The United States is facing its worst measles outbreak in more than two decades, with South Carolina's Spartanburg County cluster reaching 920 confirmed cases as of this week, making it the largest single outbreak since the disease was declared eliminated in the country in 2000. The crisis has prompted renewed calls for vaccination and raised serious concerns about whether the nation could lose its measles-free elimination status.

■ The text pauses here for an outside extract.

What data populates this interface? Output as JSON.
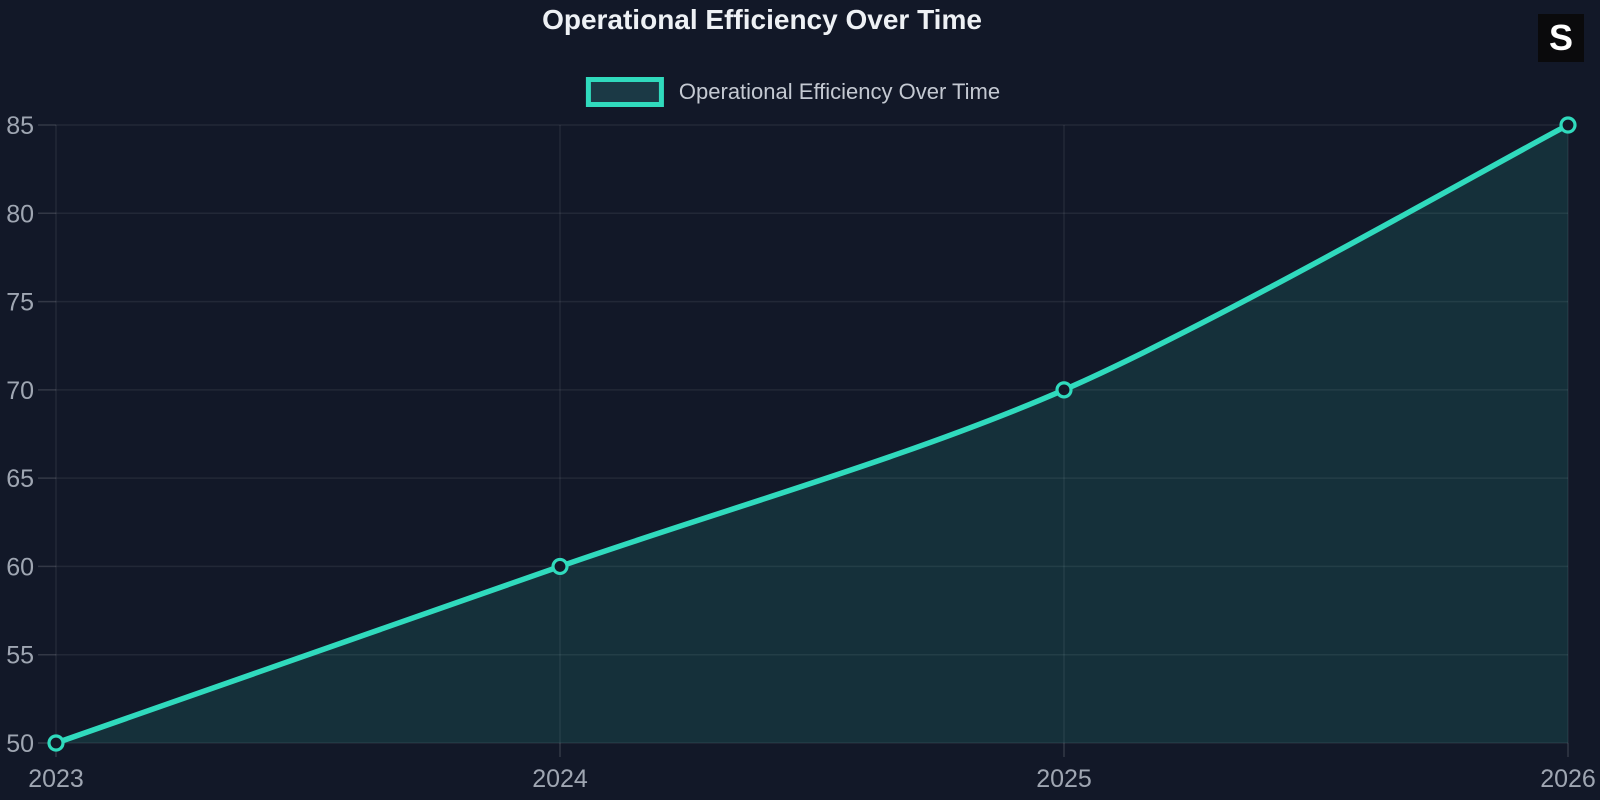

The Centers for Disease Control and Prevention reported 733 confirmed measles cases across 20 states in just the first five weeks of 2026, roughly four times the number the country typically records in an entire year. The Pan American Health Organization issued an epidemiological alert on February 4 citing a 43-fold increase in measles cases in the first three weeks of 2026 compared to the same period in 2025, with 1,031 cases reported across the Americas versus just 23 a year earlier.
Health officials have identified vaccine hesitancy and declining vaccination rates as the primary drivers of the surge. Among confirmed cases with available vaccination data, 78 percent were unvaccinated and 11 percent had unknown vaccination status. More than 700 of the South Carolina cases involved individuals who had not received the recommended two doses of the MMR vaccine.
The outbreak, which began in October 2025, has resulted in at least 18 hospitalizations in South Carolina, though no deaths have been reported. In response to the escalating crisis, MMR vaccinations in Spartanburg County surged 162 percent in January 2026 compared to the previous year, while statewide vaccinations increased by 72 percent. South Carolina has also deployed its Mobile Health Unit to provide free MMR vaccines in affected communities.
A Pan American Health Organization and World Health Organization evaluation team is expected to convene in April 2026 to determine whether the United States will lose its measles elimination status, a designation the country has held since 2000. The potential loss of this status would represent a significant public health setback and could have implications for international travel requirements and disease surveillance efforts. Health authorities have urged all unvaccinated individuals to seek immunization as the outbreak continues to spread across multiple states.